Dynamic property evaluation of pipeline clamp based on analyzing the propagation characteristics of flexural wave in pipeline

Abstract

The external clamp of hydraulic pipeline plays an important role in strengthening pipeline stiffness and improving vibration attenuation ability. In this study, wave propagation method is proposed to evaluate the translational and rotational stiffness and their loss factors of the clamp by analyzing the flexural wave propagation characteristics of pipeline. In order to validate the measured dynamic properties, experimental modal analysis was performed on the two-end elastically-supported pipeline. By modelling the pipeline with translational and rotational edge restraints, the analytical modal frequency parameters, wave numbers, and waveform coefficients were obtained.

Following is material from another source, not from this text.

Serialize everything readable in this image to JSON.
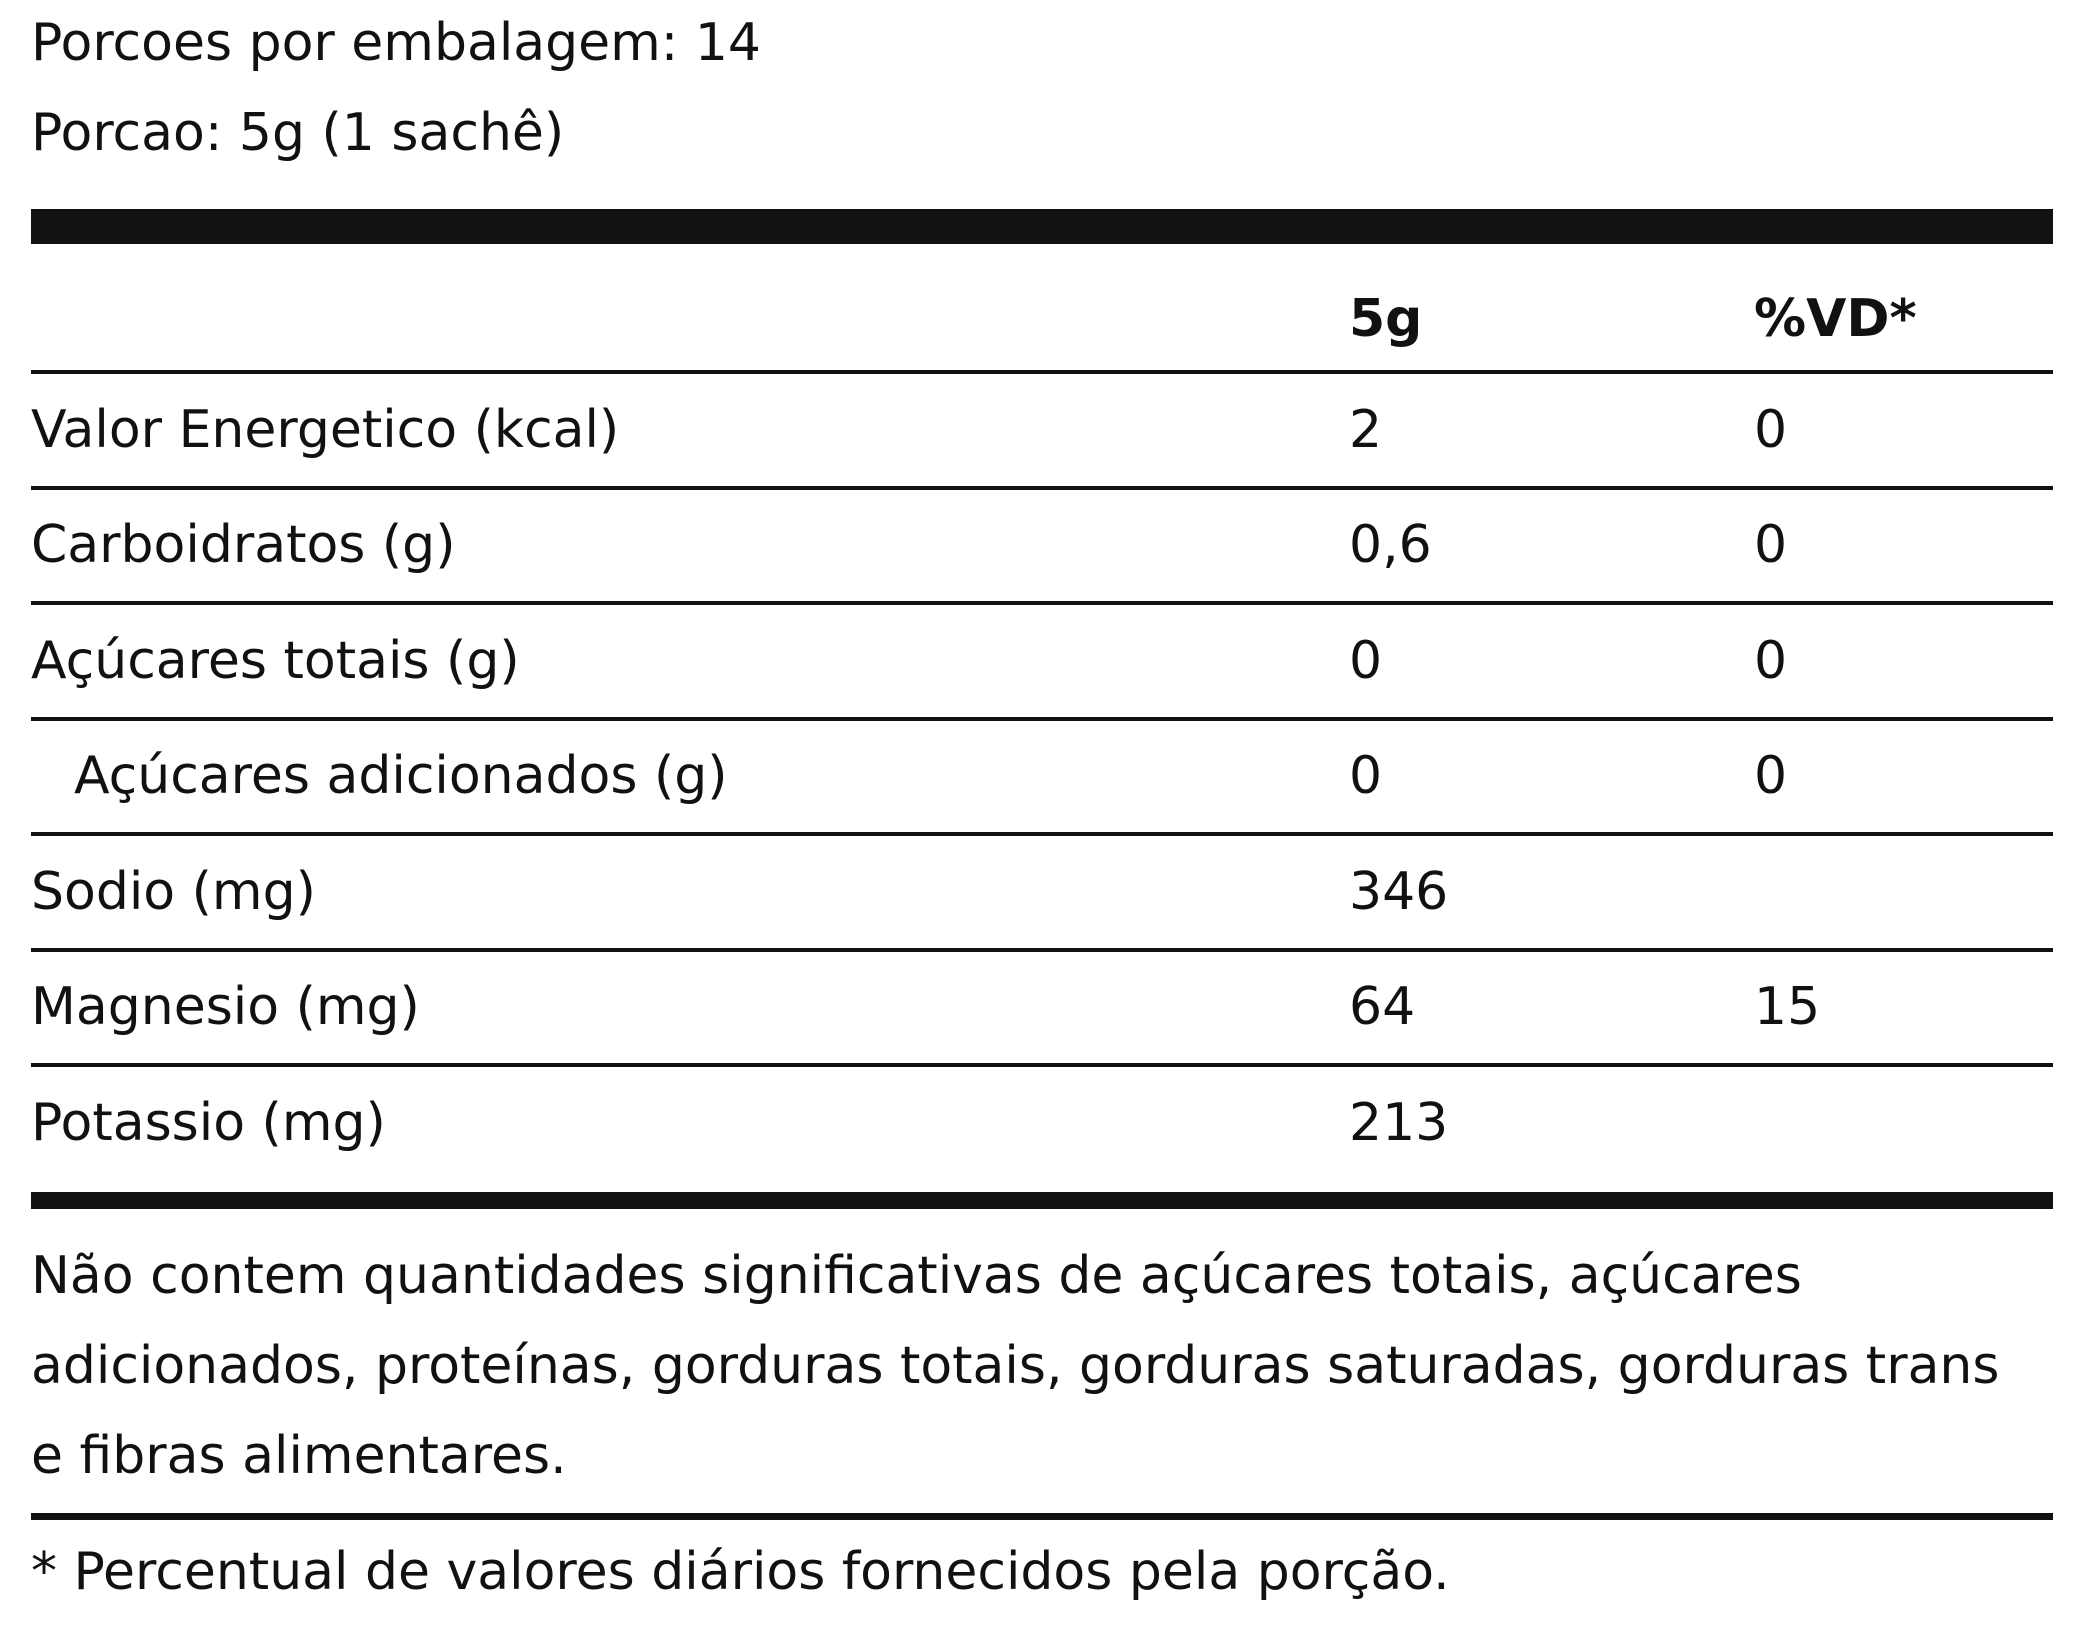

By comparing of the first-order flexural mode frequencies between experiment and analysis, the dynamic stiffness predicted by the wave propagation method was validated. The effects of the magnitude of torque, direction, clamping torque cycle, and clamp size on the complex dynamic properties of pipeline clamp were investigated. The proposed wave propagation method allows non-destructive continuous monitoring of a clamp stiffness, provides additional information about the vibration attenuation feature. It has advantages in clamp applications and is an effective methodology for measuring the dynamic properties of viscoelastic materials.